D’aussi loin que remonte la mémoire du temps, les vertus thérapeutiques de l’eau sont utilisées pour soigner nos maux et face aux progrès médicamenteux, les soins traditionnels du thermalisme trouvent toujours leur place.

Histoire du thermalisme

Dès le premier âge de l’humanité, les eaux chaudes ont été recherchées par l’homme pour se soigner. 
Les premiers témoignages de l’Histoire Thermale, c’est-à-dire l’utilisation des eaux chaudes à usage médical, ont été datés de 3 000 ans avant J.C. aussi bien en France qu’en Italie, Grèce, Egypte… Chacune de nos stations thermales a été consacrée par l’Histoire.

Celtes, Gaulois, Romains se sont succédés pour goûter aux pouvoirs salutaires des eaux. Cependant, c’est avec l’occupation romaine que les constructions des « Thermes » se multiplient dans toute la Gaule. Après une longue période d’oubli pendant le Moyen âge, le thermalisme renaît de ses cendres au XVIe siècle. C’est en 1604, sous l’impulsion d’Henri IV, que fut inaugurée la première Charte des eaux minérales. Au fil des siècles et des guerres, les stations thermales se modernisent pour accueillir les soldats qui viennent y soigner leurs blessures. 

Sous le Second Empire, avec l’avènement du chemin de fer, les villes d’eaux se multiplient. Sous la IIIe République, les techniques se précisent. Les spécialisations s’affirment.
Les stations thermales accueillent dans leurs palaces une société brillante, notamment de nombreux étrangers, attirés par l’animation culturelle des villes d’eaux autant que par leur réputation médicale.

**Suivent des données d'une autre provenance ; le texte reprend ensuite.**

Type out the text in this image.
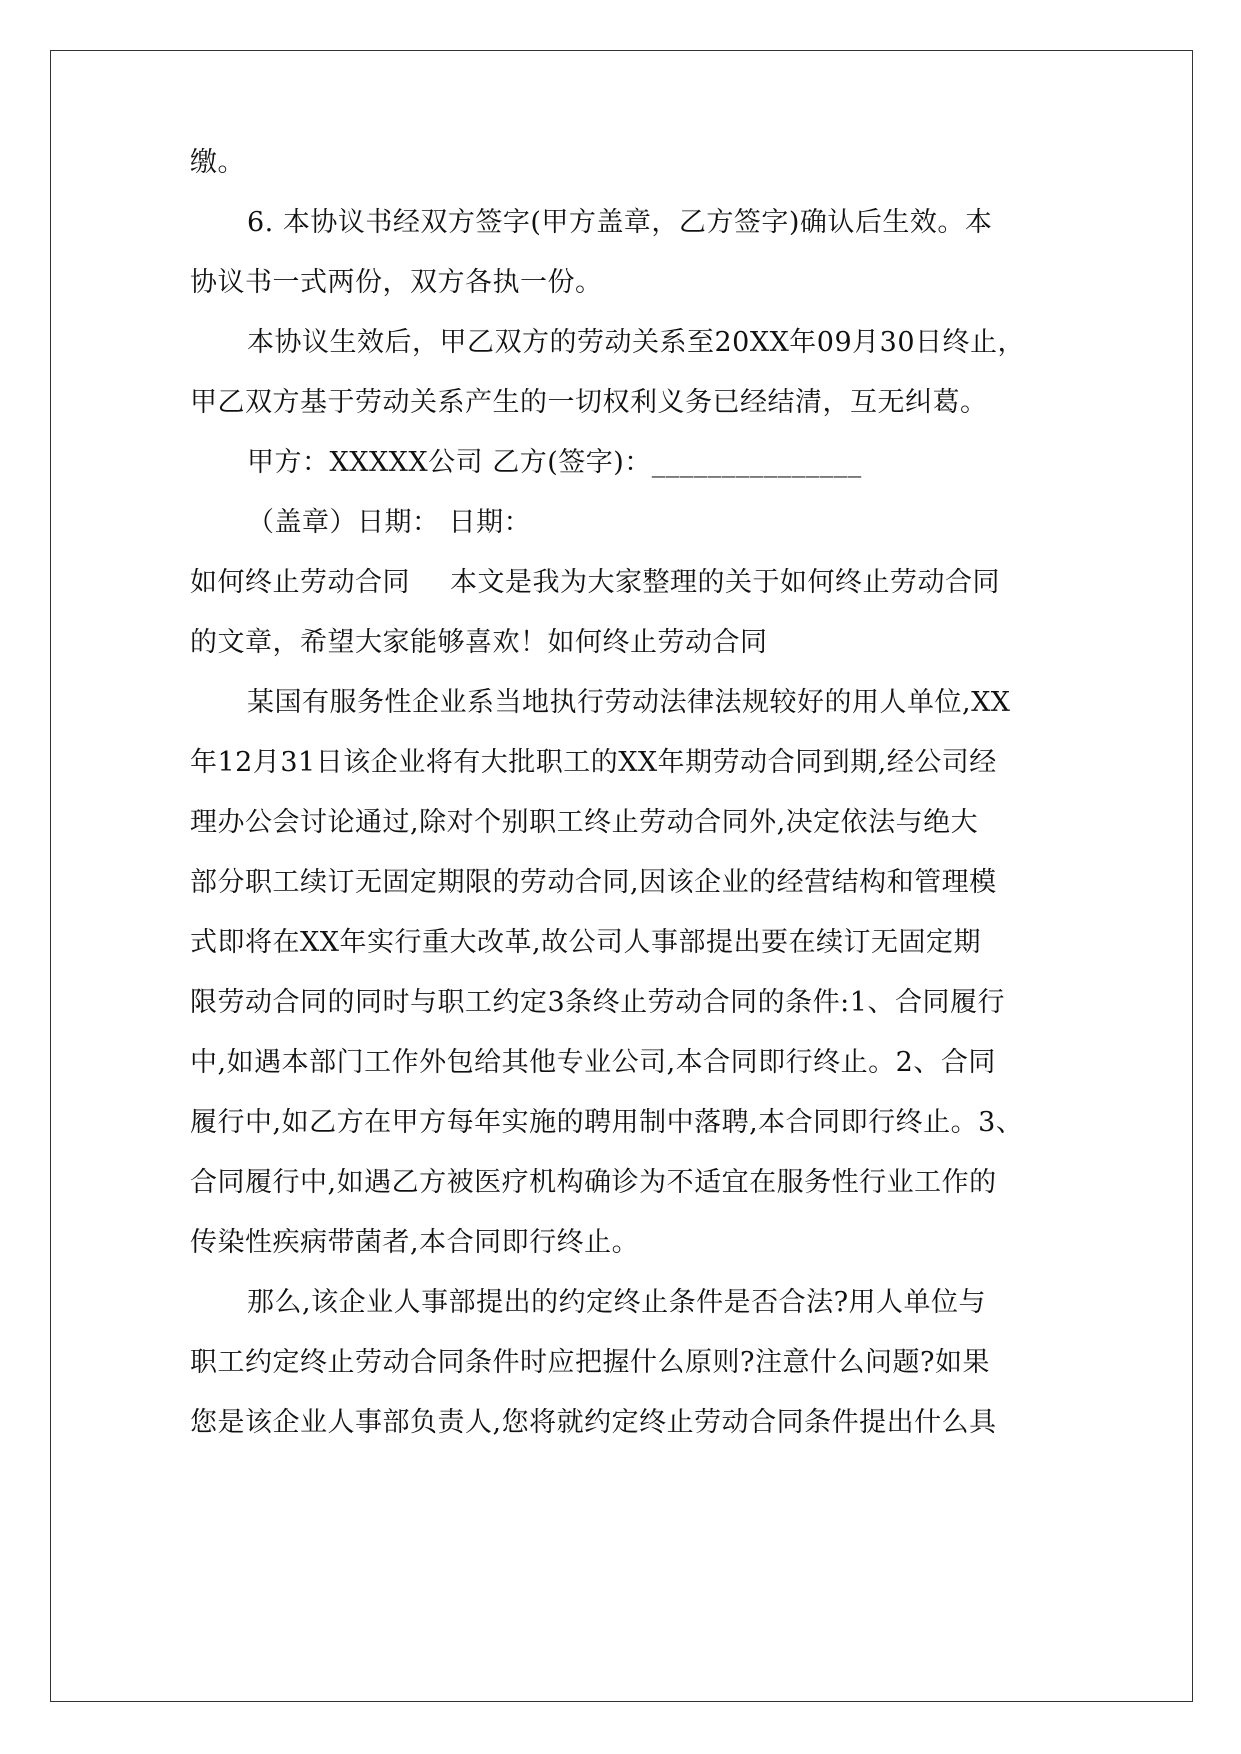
缴。
6. 本协议书经双方签字(甲方盖章，乙方签字)确认后生效。本
协议书一式两份，双方各执一份。
本协议生效后，甲乙双方的劳动关系至20XX年09月30日终止，
甲乙双方基于劳动关系产生的一切权利义务已经结清，互无纠葛。
甲方：XXXXX公司 乙方(签字)：_______________
（盖章）日期： 日期：
如何终止劳动合同 本文是我为大家整理的关于如何终止劳动合同
的文章，希望大家能够喜欢！如何终止劳动合同
某国有服务性企业系当地执行劳动法律法规较好的用人单位,XX
年12月31日该企业将有大批职工的XX年期劳动合同到期,经公司经
理办公会讨论通过,除对个别职工终止劳动合同外,决定依法与绝大
部分职工续订无固定期限的劳动合同,因该企业的经营结构和管理模
式即将在XX年实行重大改革,故公司人事部提出要在续订无固定期
限劳动合同的同时与职工约定3条终止劳动合同的条件:1、合同履行
中,如遇本部门工作外包给其他专业公司,本合同即行终止。2、合同
履行中,如乙方在甲方每年实施的聘用制中落聘,本合同即行终止。3、
合同履行中,如遇乙方被医疗机构确诊为不适宜在服务性行业工作的
传染性疾病带菌者,本合同即行终止。
那么,该企业人事部提出的约定终止条件是否合法?用人单位与
职工约定终止劳动合同条件时应把握什么原则?注意什么问题?如果
您是该企业人事部负责人,您将就约定终止劳动合同条件提出什么具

Peu à peu, les propriétés thérapeutiques des sources ont été reconnues.
Reconnaissance qui a abouti, en 1950, à la prise en charge des soins thermaux par la Sécurité sociale.

C’est une approche globale destinée à soulager, traiter et améliorer les affections chroniques ou à prévenir le passage à la chronicité. 

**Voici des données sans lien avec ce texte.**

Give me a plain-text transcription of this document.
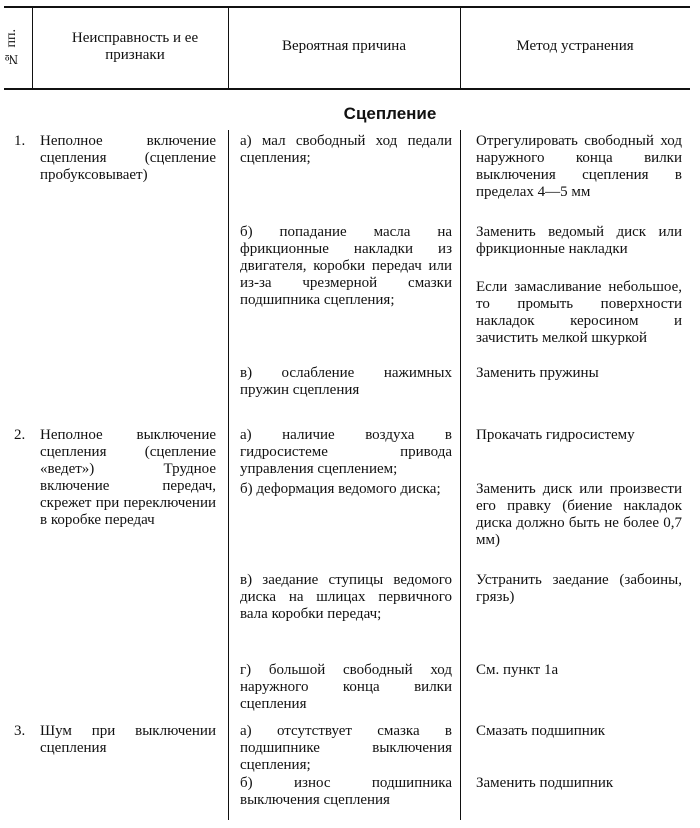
№ пп.	Неисправность и ее признаки
Вероятная причина	Метод устранения
Сцепление
1. Неполное включение сцепления (сцепление пробуксовывает)
а) мал свободный ход педали сцепления;
б) попадание масла на фрикционные накладки из двигателя, коробки передач или из-за чрезмерной смазки подшипника сцепления;
в) ослабление нажимных пружин сцепления
Отрегулировать свободный ход наружного конца вилки выключения сцепления в пределах 4—5 мм
Заменить ведомый диск или фрикционные накладки
Если замасливание небольшое, то промыть поверхности накладок керосином и зачистить мелкой шкуркой
Заменить пружины
2. Неполное выключение сцепления (сцепление «ведет») Трудное включение передач, скрежет при переключении в коробке передач
а) наличие воздуха в гидросистеме привода управления сцеплением;
б) деформация ведомого диска;
в) заедание ступицы ведомого диска на шлицах первичного вала коробки передач;
г) большой свободный ход наружного конца вилки сцепления
Прокачать гидросистему
Заменить диск или произвести его правку (биение накладок диска должно быть не более 0,7 мм)
Устранить заедание (забоины, грязь)
См. пункт 1а
3. Шум при выключении сцепления
а) отсутствует смазка в подшипнике выключения сцепления;
б) износ подшипника выключения сцепления
Смазать подшипник
Заменить подшипник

La médecine thermale propose une thérapeutique alternative ou complémentaire aux maladies chroniques. 
Par définition, une maladie chronique n’a pas de traitement curatif, les soins ou les médicaments atténuent les conséquences sans intervenir sur les causes.

Dans le traitement des maladies chroniques, le thermalisme a une place à part, notamment dans l’amélioration des symptômes. Le thermalisme est une polythérapie qui associe à l’action de l’eau et des techniques thermales un séjour climatique, une éducation sanitaire et une prise en compte des troubles générés par ces maladies chroniques.

La médecine thermale agit de façon efficace sur de nombreuses pathologies : certains processus dégénératifs, les allergies ou les maladies immunologiques telles que l’asthme, les dysfonctionnements métaboliques, ou encore les affections douloureuses comme l’arthrose, les rhumatismes et les sciatiques. 

Elle peut être utilisée en complément de traitements « classiques », mais c’est aussi une alternative à l’absorption de médicaments. Elle constitue une approche thérapeutique idéale au regard de l’amélioration de la qualité de vie et ce, tout au long de l’existence. 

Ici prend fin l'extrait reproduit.